By Marianne Curtis
The RM of Stuartburn council is hoping to find a good home for a piece of history that was discovered buried beneath one of the municipality’s roads a couple of years ago.
About four years ago, the RM of Stuartburn was doing some ditching near Caliento which including replacing existing culverts with new ones. While excavating near the corner of 46E and 9N near the old CN bridge, the municipal excavator made a unique discovery.
Instead of a traditional metal culvert or even a homemade one made of drums welded together, excavators discovered a well made antique oak culvert held together with steel rings.
Jennifer Blatz, RM of Stuartburn’s acting administrator says that the discovery was unique enough the municipality did some research into the rare find.
“I called some people inquiring as to when they thought it had been originally installed and I was alerted to the fact that the man who probably installed it was still living in Vita,” Blatz explained. “He worked with CN rail in the early twentieth century and I called him personally to see if he remembered exactly when it was installed and unbelievably he did – he indicated that the culvert was installed in or around the year of 1905.”

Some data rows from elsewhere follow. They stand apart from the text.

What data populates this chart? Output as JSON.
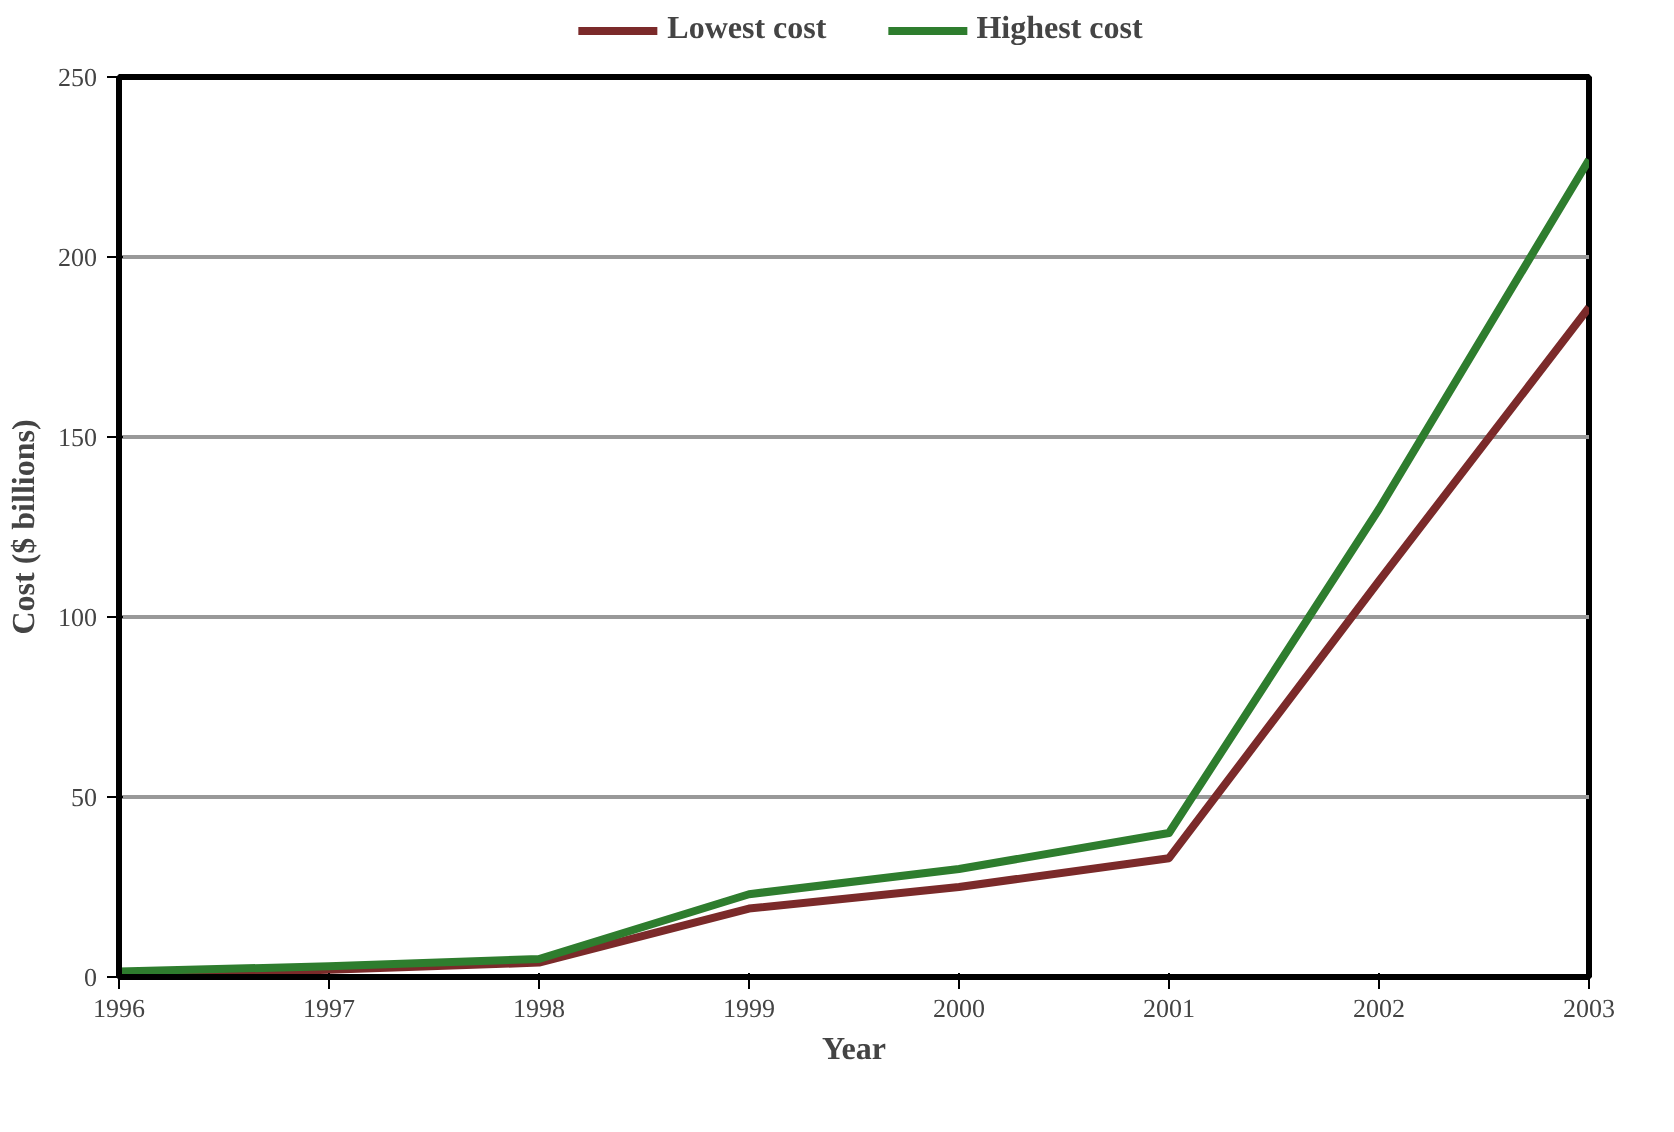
{
  "chart_data": {
    "type": "line",
    "xlabel": "Year",
    "ylabel": "Cost ($ billions)",
    "x": [
      1996,
      1997,
      1998,
      1999,
      2000,
      2001,
      2002,
      2003
    ],
    "series": [
      {
        "name": "Lowest cost",
        "color": "#7b2a2a",
        "values": [
          0.5,
          2,
          4,
          19,
          25,
          33,
          110,
          186
        ]
      },
      {
        "name": "Highest cost",
        "color": "#2e7d2e",
        "values": [
          1.5,
          3,
          5,
          23,
          30,
          40,
          130,
          227
        ]
      }
    ],
    "xlim": [
      1996,
      2003
    ],
    "xticks": [
      1996,
      1997,
      1998,
      1999,
      2000,
      2001,
      2002,
      2003
    ],
    "ylim": [
      0,
      250
    ],
    "yticks": [
      0,
      50,
      100,
      150,
      200,
      250
    ],
    "grid": "y",
    "legend": "top",
    "marker": "none",
    "line_style": "solid"
  }
}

Despite being interred for a century, the carefully excavated piece is in remarkable condition. The estimated one hundred year old culvert is sitting behind the municipal office in Vita, but the RM of Stuartburn council is hoping that it will be adopted by either a museum or collector that will ensure that this unique discovery is preserved.
“It is in remarkable good shape and not something that we see very often – so far the Morris Museum has taken a piece for their displays and the reeve from Emerson has indicated an interest in taking a piece,” added Blatz.
The RM of Stuartburn invites organizations or individuals interested in preserving this remarkably sound piece of history are invited to make a request to council.
The RM of Stuartburn is hoping to find a good home for this antique culvert which has been dated as being over one hundred years old.